Fraudsters constantly find ways to overcome security measures taken by companies. Among the most targeted are financial institutions. 

Detecting fraud can be hard, especially if you are not aware of them. The best protection is to strengthen security through authentication. Aside from traditional verification processes, adding passwordless authentication can help.

New Account Fraud (NAF)

One type of fraud that you should be aware of is New Account Fraud (NAF). It targets different payment accounts using mobile and/or digital channels. These include debit or credit cards, demand deposit accounts (DDAs), online merchants, and card not present (CDP) accounts.  

Fraudulent activities have increased through the years.
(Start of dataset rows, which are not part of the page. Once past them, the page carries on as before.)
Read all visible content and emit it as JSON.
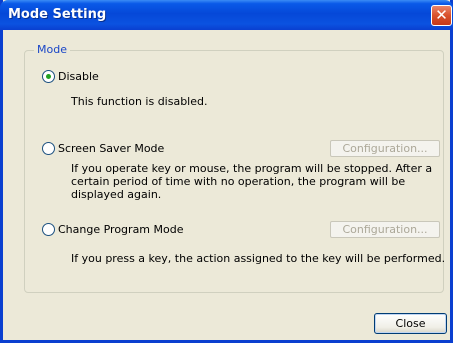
{
  "window": {
    "title": "Mode Setting"
  },
  "mode_group": {
    "label": "Mode",
    "options": [
      {
        "label": "Disable",
        "selected": true,
        "description": "This function is disabled."
      },
      {
        "label": "Screen Saver Mode",
        "selected": false,
        "description": "If you operate key or mouse, the program will be stopped. After a certain period of time with no operation, the program will be displayed again.",
        "config_label": "Configuration...",
        "config_enabled": false
      },
      {
        "label": "Change Program Mode",
        "selected": false,
        "description": "If you press a key, the action assigned to the key will be performed.",
        "config_label": "Configuration...",
        "config_enabled": false
      }
    ]
  },
  "footer": {
    "close_label": "Close"
  }
}
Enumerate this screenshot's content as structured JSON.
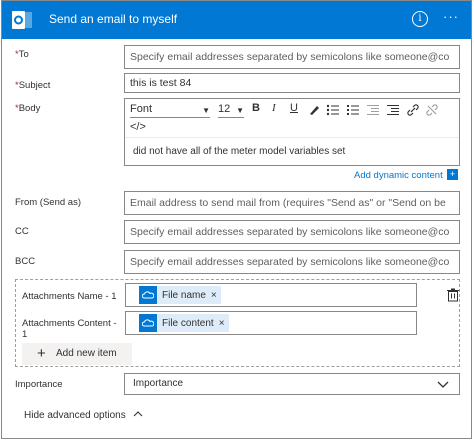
{
  "header": {
    "title": "Send an email to myself",
    "info_glyph": "i",
    "more_glyph": "···",
    "accent": "#0078d4"
  },
  "fields": {
    "to": {
      "label": "To",
      "placeholder": "Specify email addresses separated by semicolons like someone@co"
    },
    "subject": {
      "label": "Subject",
      "value": "this is test 84"
    },
    "body": {
      "label": "Body",
      "value": "did not have all of the meter model variables set"
    },
    "from": {
      "label": "From (Send as)",
      "placeholder": "Email address to send mail from (requires \"Send as\" or \"Send on be"
    },
    "cc": {
      "label": "CC",
      "placeholder": "Specify email addresses separated by semicolons like someone@co"
    },
    "bcc": {
      "label": "BCC",
      "placeholder": "Specify email addresses separated by semicolons like someone@co"
    }
  },
  "required_mark": "*",
  "editor": {
    "font": "Font",
    "size": "12",
    "code_glyph": "</>"
  },
  "add_dynamic_content": "Add dynamic content",
  "attachments": {
    "name_label": "Attachments Name - 1",
    "name_token": "File name",
    "content_label": "Attachments Content -",
    "content_label_2": "1",
    "content_token": "File content",
    "token_remove": "×",
    "add_item": "Add new item",
    "add_plus": "+"
  },
  "importance": {
    "label": "Importance",
    "value": "Importance"
  },
  "hide_advanced": "Hide advanced options"
}
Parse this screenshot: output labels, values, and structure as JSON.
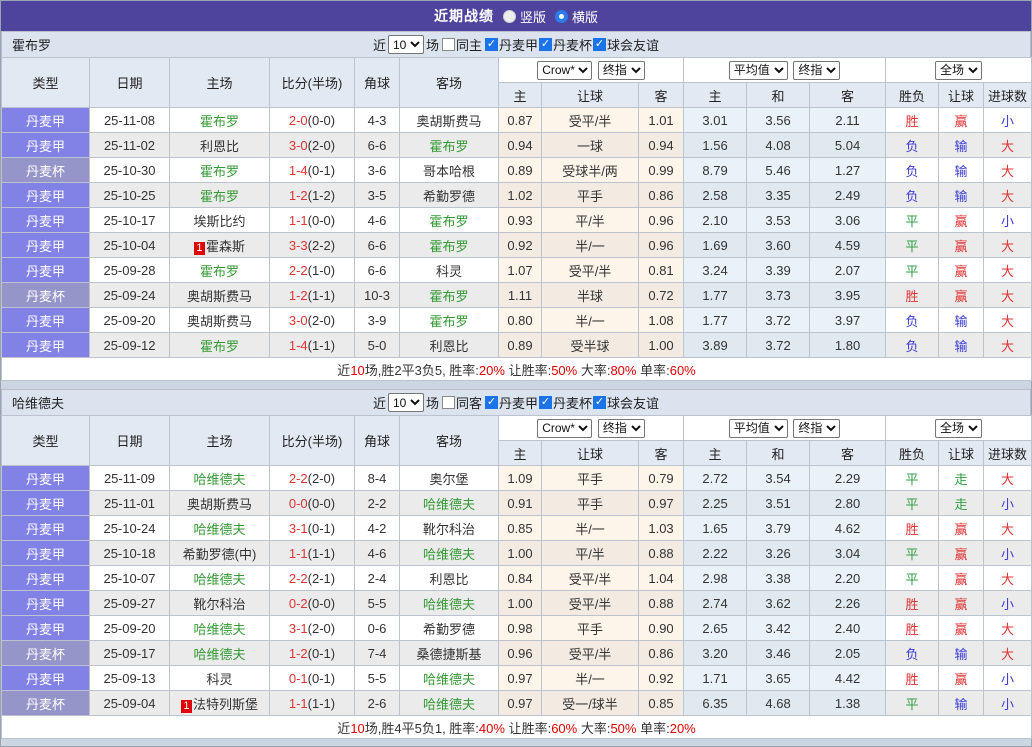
{
  "title_bar": {
    "title": "近期战绩",
    "layout_options": [
      {
        "label": "竖版",
        "selected": false
      },
      {
        "label": "横版",
        "selected": true
      }
    ]
  },
  "table_header": {
    "static_cols": [
      "类型",
      "日期",
      "主场",
      "比分(半场)",
      "角球",
      "客场"
    ],
    "odds_group1": {
      "select1": "Crow*",
      "select2": "终指",
      "sub": [
        "主",
        "让球",
        "客"
      ]
    },
    "odds_group2": {
      "select1": "平均值",
      "select2": "终指",
      "sub": [
        "主",
        "和",
        "客"
      ]
    },
    "result_group": {
      "select": "全场",
      "sub": [
        "胜负",
        "让球",
        "进球数"
      ]
    }
  },
  "colors": {
    "accent_purple": "#4e449e",
    "league_cell": "#8181e6",
    "cup_cell": "#9695c9",
    "win_red": "#e03333",
    "draw_green": "#2f9e44",
    "lose_blue": "#3b3bd6",
    "team_green": "#339933",
    "checkbox_blue": "#1a73e8"
  },
  "teams": [
    {
      "name": "霍布罗",
      "filter": {
        "prefix": "近",
        "count_value": "10",
        "suffix": "场",
        "same_label": "同主",
        "same_checked": false,
        "league_filters": [
          {
            "label": "丹麦甲",
            "checked": true
          },
          {
            "label": "丹麦杯",
            "checked": true
          },
          {
            "label": "球会友谊",
            "checked": true
          }
        ]
      },
      "rows": [
        {
          "league": "丹麦甲",
          "date": "25-11-08",
          "home": "霍布罗",
          "home_highlight": true,
          "home_badge": "",
          "score": "2-0",
          "half": "(0-0)",
          "corner": "4-3",
          "away": "奥胡斯费马",
          "away_highlight": false,
          "odds": [
            "0.87",
            "受平/半",
            "1.01",
            "3.01",
            "3.56",
            "2.11"
          ],
          "result": "胜",
          "result_color": "red",
          "handicap": "赢",
          "handicap_color": "red",
          "goals": "小",
          "goals_color": "blue"
        },
        {
          "league": "丹麦甲",
          "date": "25-11-02",
          "home": "利恩比",
          "home_highlight": false,
          "home_badge": "",
          "score": "3-0",
          "half": "(2-0)",
          "corner": "6-6",
          "away": "霍布罗",
          "away_highlight": true,
          "odds": [
            "0.94",
            "一球",
            "0.94",
            "1.56",
            "4.08",
            "5.04"
          ],
          "result": "负",
          "result_color": "blue",
          "handicap": "输",
          "handicap_color": "blue",
          "goals": "大",
          "goals_color": "red"
        },
        {
          "league": "丹麦杯",
          "date": "25-10-30",
          "home": "霍布罗",
          "home_highlight": true,
          "home_badge": "",
          "score": "1-4",
          "half": "(0-1)",
          "corner": "3-6",
          "away": "哥本哈根",
          "away_highlight": false,
          "odds": [
            "0.89",
            "受球半/两",
            "0.99",
            "8.79",
            "5.46",
            "1.27"
          ],
          "result": "负",
          "result_color": "blue",
          "handicap": "输",
          "handicap_color": "blue",
          "goals": "大",
          "goals_color": "red"
        },
        {
          "league": "丹麦甲",
          "date": "25-10-25",
          "home": "霍布罗",
          "home_highlight": true,
          "home_badge": "",
          "score": "1-2",
          "half": "(1-2)",
          "corner": "3-5",
          "away": "希勤罗德",
          "away_highlight": false,
          "odds": [
            "1.02",
            "平手",
            "0.86",
            "2.58",
            "3.35",
            "2.49"
          ],
          "result": "负",
          "result_color": "blue",
          "handicap": "输",
          "handicap_color": "blue",
          "goals": "大",
          "goals_color": "red"
        },
        {
          "league": "丹麦甲",
          "date": "25-10-17",
          "home": "埃斯比约",
          "home_highlight": false,
          "home_badge": "",
          "score": "1-1",
          "half": "(0-0)",
          "corner": "4-6",
          "away": "霍布罗",
          "away_highlight": true,
          "odds": [
            "0.93",
            "平/半",
            "0.96",
            "2.10",
            "3.53",
            "3.06"
          ],
          "result": "平",
          "result_color": "green",
          "handicap": "赢",
          "handicap_color": "red",
          "goals": "小",
          "goals_color": "blue"
        },
        {
          "league": "丹麦甲",
          "date": "25-10-04",
          "home": "霍森斯",
          "home_highlight": false,
          "home_badge": "1",
          "score": "3-3",
          "half": "(2-2)",
          "corner": "6-6",
          "away": "霍布罗",
          "away_highlight": true,
          "odds": [
            "0.92",
            "半/一",
            "0.96",
            "1.69",
            "3.60",
            "4.59"
          ],
          "result": "平",
          "result_color": "green",
          "handicap": "赢",
          "handicap_color": "red",
          "goals": "大",
          "goals_color": "red"
        },
        {
          "league": "丹麦甲",
          "date": "25-09-28",
          "home": "霍布罗",
          "home_highlight": true,
          "home_badge": "",
          "score": "2-2",
          "half": "(1-0)",
          "corner": "6-6",
          "away": "科灵",
          "away_highlight": false,
          "odds": [
            "1.07",
            "受平/半",
            "0.81",
            "3.24",
            "3.39",
            "2.07"
          ],
          "result": "平",
          "result_color": "green",
          "handicap": "赢",
          "handicap_color": "red",
          "goals": "大",
          "goals_color": "red"
        },
        {
          "league": "丹麦杯",
          "date": "25-09-24",
          "home": "奥胡斯费马",
          "home_highlight": false,
          "home_badge": "",
          "score": "1-2",
          "half": "(1-1)",
          "corner": "10-3",
          "away": "霍布罗",
          "away_highlight": true,
          "odds": [
            "1.11",
            "半球",
            "0.72",
            "1.77",
            "3.73",
            "3.95"
          ],
          "result": "胜",
          "result_color": "red",
          "handicap": "赢",
          "handicap_color": "red",
          "goals": "大",
          "goals_color": "red"
        },
        {
          "league": "丹麦甲",
          "date": "25-09-20",
          "home": "奥胡斯费马",
          "home_highlight": false,
          "home_badge": "",
          "score": "3-0",
          "half": "(2-0)",
          "corner": "3-9",
          "away": "霍布罗",
          "away_highlight": true,
          "odds": [
            "0.80",
            "半/一",
            "1.08",
            "1.77",
            "3.72",
            "3.97"
          ],
          "result": "负",
          "result_color": "blue",
          "handicap": "输",
          "handicap_color": "blue",
          "goals": "大",
          "goals_color": "red"
        },
        {
          "league": "丹麦甲",
          "date": "25-09-12",
          "home": "霍布罗",
          "home_highlight": true,
          "home_badge": "",
          "score": "1-4",
          "half": "(1-1)",
          "corner": "5-0",
          "away": "利恩比",
          "away_highlight": false,
          "odds": [
            "0.89",
            "受半球",
            "1.00",
            "3.89",
            "3.72",
            "1.80"
          ],
          "result": "负",
          "result_color": "blue",
          "handicap": "输",
          "handicap_color": "blue",
          "goals": "大",
          "goals_color": "red"
        }
      ],
      "summary": [
        {
          "text": "近",
          "red": false
        },
        {
          "text": "10",
          "red": true
        },
        {
          "text": "场,胜2平3负5, 胜率:",
          "red": false
        },
        {
          "text": "20%",
          "red": true
        },
        {
          "text": " 让胜率:",
          "red": false
        },
        {
          "text": "50%",
          "red": true
        },
        {
          "text": " 大率:",
          "red": false
        },
        {
          "text": "80%",
          "red": true
        },
        {
          "text": " 单率:",
          "red": false
        },
        {
          "text": "60%",
          "red": true
        }
      ]
    },
    {
      "name": "哈维德夫",
      "filter": {
        "prefix": "近",
        "count_value": "10",
        "suffix": "场",
        "same_label": "同客",
        "same_checked": false,
        "league_filters": [
          {
            "label": "丹麦甲",
            "checked": true
          },
          {
            "label": "丹麦杯",
            "checked": true
          },
          {
            "label": "球会友谊",
            "checked": true
          }
        ]
      },
      "rows": [
        {
          "league": "丹麦甲",
          "date": "25-11-09",
          "home": "哈维德夫",
          "home_highlight": true,
          "home_badge": "",
          "score": "2-2",
          "half": "(2-0)",
          "corner": "8-4",
          "away": "奥尔堡",
          "away_highlight": false,
          "odds": [
            "1.09",
            "平手",
            "0.79",
            "2.72",
            "3.54",
            "2.29"
          ],
          "result": "平",
          "result_color": "green",
          "handicap": "走",
          "handicap_color": "green",
          "goals": "大",
          "goals_color": "red"
        },
        {
          "league": "丹麦甲",
          "date": "25-11-01",
          "home": "奥胡斯费马",
          "home_highlight": false,
          "home_badge": "",
          "score": "0-0",
          "half": "(0-0)",
          "corner": "2-2",
          "away": "哈维德夫",
          "away_highlight": true,
          "odds": [
            "0.91",
            "平手",
            "0.97",
            "2.25",
            "3.51",
            "2.80"
          ],
          "result": "平",
          "result_color": "green",
          "handicap": "走",
          "handicap_color": "green",
          "goals": "小",
          "goals_color": "blue"
        },
        {
          "league": "丹麦甲",
          "date": "25-10-24",
          "home": "哈维德夫",
          "home_highlight": true,
          "home_badge": "",
          "score": "3-1",
          "half": "(0-1)",
          "corner": "4-2",
          "away": "靴尔科治",
          "away_highlight": false,
          "odds": [
            "0.85",
            "半/一",
            "1.03",
            "1.65",
            "3.79",
            "4.62"
          ],
          "result": "胜",
          "result_color": "red",
          "handicap": "赢",
          "handicap_color": "red",
          "goals": "大",
          "goals_color": "red"
        },
        {
          "league": "丹麦甲",
          "date": "25-10-18",
          "home": "希勤罗德(中)",
          "home_highlight": false,
          "home_badge": "",
          "score": "1-1",
          "half": "(1-1)",
          "corner": "4-6",
          "away": "哈维德夫",
          "away_highlight": true,
          "odds": [
            "1.00",
            "平/半",
            "0.88",
            "2.22",
            "3.26",
            "3.04"
          ],
          "result": "平",
          "result_color": "green",
          "handicap": "赢",
          "handicap_color": "red",
          "goals": "小",
          "goals_color": "blue"
        },
        {
          "league": "丹麦甲",
          "date": "25-10-07",
          "home": "哈维德夫",
          "home_highlight": true,
          "home_badge": "",
          "score": "2-2",
          "half": "(2-1)",
          "corner": "2-4",
          "away": "利恩比",
          "away_highlight": false,
          "odds": [
            "0.84",
            "受平/半",
            "1.04",
            "2.98",
            "3.38",
            "2.20"
          ],
          "result": "平",
          "result_color": "green",
          "handicap": "赢",
          "handicap_color": "red",
          "goals": "大",
          "goals_color": "red"
        },
        {
          "league": "丹麦甲",
          "date": "25-09-27",
          "home": "靴尔科治",
          "home_highlight": false,
          "home_badge": "",
          "score": "0-2",
          "half": "(0-0)",
          "corner": "5-5",
          "away": "哈维德夫",
          "away_highlight": true,
          "odds": [
            "1.00",
            "受平/半",
            "0.88",
            "2.74",
            "3.62",
            "2.26"
          ],
          "result": "胜",
          "result_color": "red",
          "handicap": "赢",
          "handicap_color": "red",
          "goals": "小",
          "goals_color": "blue"
        },
        {
          "league": "丹麦甲",
          "date": "25-09-20",
          "home": "哈维德夫",
          "home_highlight": true,
          "home_badge": "",
          "score": "3-1",
          "half": "(2-0)",
          "corner": "0-6",
          "away": "希勤罗德",
          "away_highlight": false,
          "odds": [
            "0.98",
            "平手",
            "0.90",
            "2.65",
            "3.42",
            "2.40"
          ],
          "result": "胜",
          "result_color": "red",
          "handicap": "赢",
          "handicap_color": "red",
          "goals": "大",
          "goals_color": "red"
        },
        {
          "league": "丹麦杯",
          "date": "25-09-17",
          "home": "哈维德夫",
          "home_highlight": true,
          "home_badge": "",
          "score": "1-2",
          "half": "(0-1)",
          "corner": "7-4",
          "away": "桑德捷斯基",
          "away_highlight": false,
          "odds": [
            "0.96",
            "受平/半",
            "0.86",
            "3.20",
            "3.46",
            "2.05"
          ],
          "result": "负",
          "result_color": "blue",
          "handicap": "输",
          "handicap_color": "blue",
          "goals": "大",
          "goals_color": "red"
        },
        {
          "league": "丹麦甲",
          "date": "25-09-13",
          "home": "科灵",
          "home_highlight": false,
          "home_badge": "",
          "score": "0-1",
          "half": "(0-1)",
          "corner": "5-5",
          "away": "哈维德夫",
          "away_highlight": true,
          "odds": [
            "0.97",
            "半/一",
            "0.92",
            "1.71",
            "3.65",
            "4.42"
          ],
          "result": "胜",
          "result_color": "red",
          "handicap": "赢",
          "handicap_color": "red",
          "goals": "小",
          "goals_color": "blue"
        },
        {
          "league": "丹麦杯",
          "date": "25-09-04",
          "home": "法特列斯堡",
          "home_highlight": false,
          "home_badge": "1",
          "score": "1-1",
          "half": "(1-1)",
          "corner": "2-6",
          "away": "哈维德夫",
          "away_highlight": true,
          "odds": [
            "0.97",
            "受一/球半",
            "0.85",
            "6.35",
            "4.68",
            "1.38"
          ],
          "result": "平",
          "result_color": "green",
          "handicap": "输",
          "handicap_color": "blue",
          "goals": "小",
          "goals_color": "blue"
        }
      ],
      "summary": [
        {
          "text": "近",
          "red": false
        },
        {
          "text": "10",
          "red": true
        },
        {
          "text": "场,胜4平5负1, 胜率:",
          "red": false
        },
        {
          "text": "40%",
          "red": true
        },
        {
          "text": " 让胜率:",
          "red": false
        },
        {
          "text": "60%",
          "red": true
        },
        {
          "text": " 大率:",
          "red": false
        },
        {
          "text": "50%",
          "red": true
        },
        {
          "text": " 单率:",
          "red": false
        },
        {
          "text": "20%",
          "red": true
        }
      ]
    }
  ]
}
In 2018, new accounts with credit card fraud were up 4%. New fraudulent mobile accounts increased by 28%. New fraudulent bank accounts had a 12% rise.

Use of Identity

There are two ways of using identity for NAF attacks. First, the fraudsters steal legitimate identities. Second, they create synthetic identities.

What is the difference?

Legitimate identities include data sourced from data breaches, phishing, and/or hacking. These will be used to open accounts. Thus, using the name of the victim. The fraudsters will pretend to be the person whose identity they have stolen. They often do this to bypass authentication, intercept communications from financial institutions, or conduct deposits and withdrawals to establish a pattern that will convince the financial institution that they are the owners of the account.

After gaining the trust of the financial institution, they will conduct other activities. They may apply for loans, request credit limit increases, make purchases, withdraw funds, transfer money, or generate fraudulent checks. All of these will be done without the knowledge of the legitimate account holder.

Meanwhile, synthetic identity is a made-up identity. Fraudsters can fabricate an identity using completely fictitious information. They can opt to manipulate an identity using modified real personally identifiable information (PII). Another way is identity compilation, wherein fraudsters combine real and fabricated PII. 

The synthetic identity will be used to build credit. They will apply for a bank account or credit card. This way, they can bypass the identification and verification process. They will create a username and password for online transactions. Then, they can start committing payment fraud. 

While fraudsters use technology to conduct NAF attacks, financial institutions can also use it to their advantage. Improve cyber security to prevent being a victim of fraud. What you can do is by including multiple layers of security. Doing this makes it more difficult for fraudsters to bypass. Include different technologies, such as passwordless authentication, biometrics authentication, and even OTP.